IDFModel

class pyspark.mllib.feature.IDFModel(java_model: py4j.java_gateway.JavaObject)[source]

Represents an IDF model that can transform term frequency vectors.

New in version 1.2.0.

Methods

call(name, *a)

Call method of java_model

docFreq()

Returns the document frequency.

idf()

Returns the current IDF vector.

numDocs()

Returns number of documents evaluated to compute idf

transform(x)

Transforms term frequency (TF) vectors to TF-IDF vectors.

Methods Documentation

call(name: str, *a: Any) → Any

Call method of java_model

docFreq() → List[int][source]

Returns the document frequency.

New in version 3.0.0.

idf()pyspark.mllib.linalg.Vector[source]

Returns the current IDF vector.

New in version 1.4.0.

numDocs() → int[source]

Returns number of documents evaluated to compute idf

New in version 3.0.0.

transform(x: Union[VectorLike, pyspark.rdd.RDD[VectorLike]]) → Union[pyspark.mllib.linalg.Vector, pyspark.rdd.RDD[pyspark.mllib.linalg.Vector]][source]

Transforms term frequency (TF) vectors to TF-IDF vectors.

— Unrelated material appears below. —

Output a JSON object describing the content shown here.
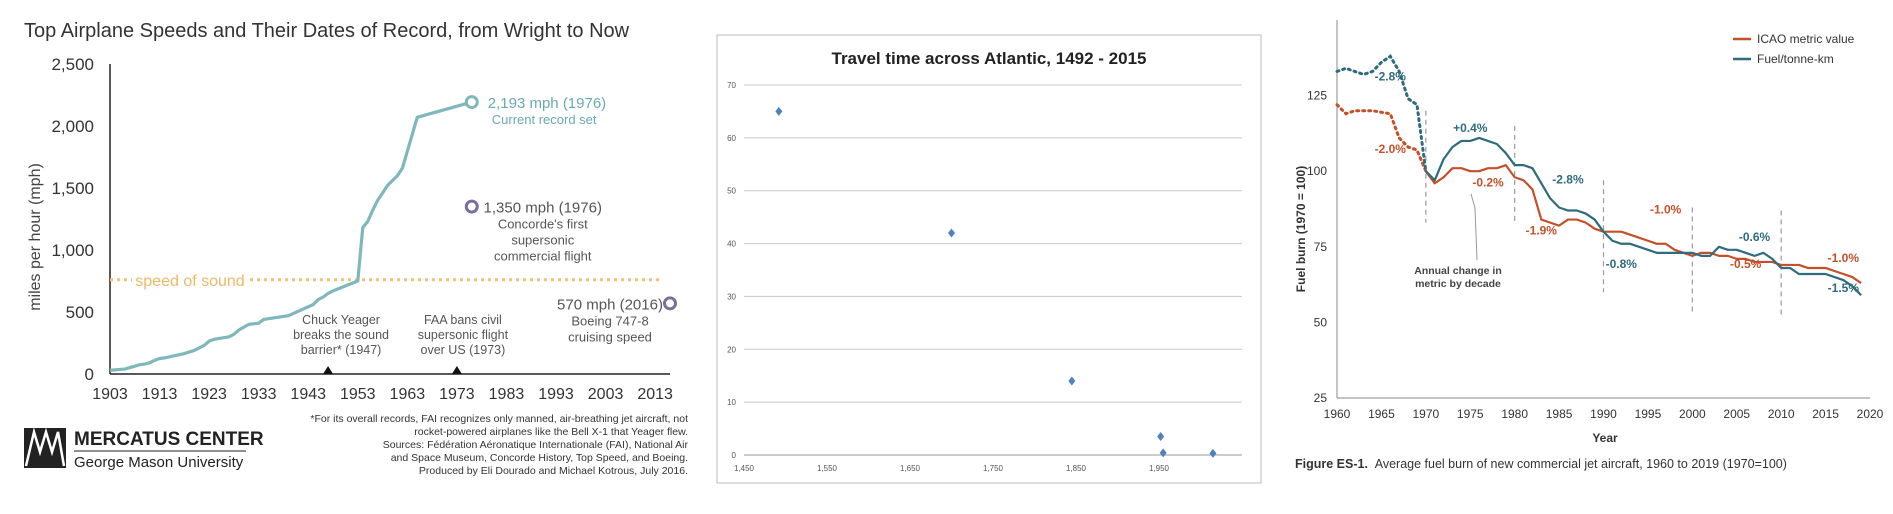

If minDocFreq was set for the IDF calculation, the terms which occur in fewer than minDocFreq documents will have an entry of 0.

New in version 1.2.0.

Parameters
xpyspark.mllib.linalg.Vector or pyspark.RDD

an RDD of term frequency vectors or a term frequency vector

Returns
pyspark.mllib.linalg.Vector or pyspark.RDD

an RDD of TF-IDF vectors or a TF-IDF vector

Notes

In Python, transform cannot currently be used within an RDD transformation or action. Call transform directly on the RDD instead.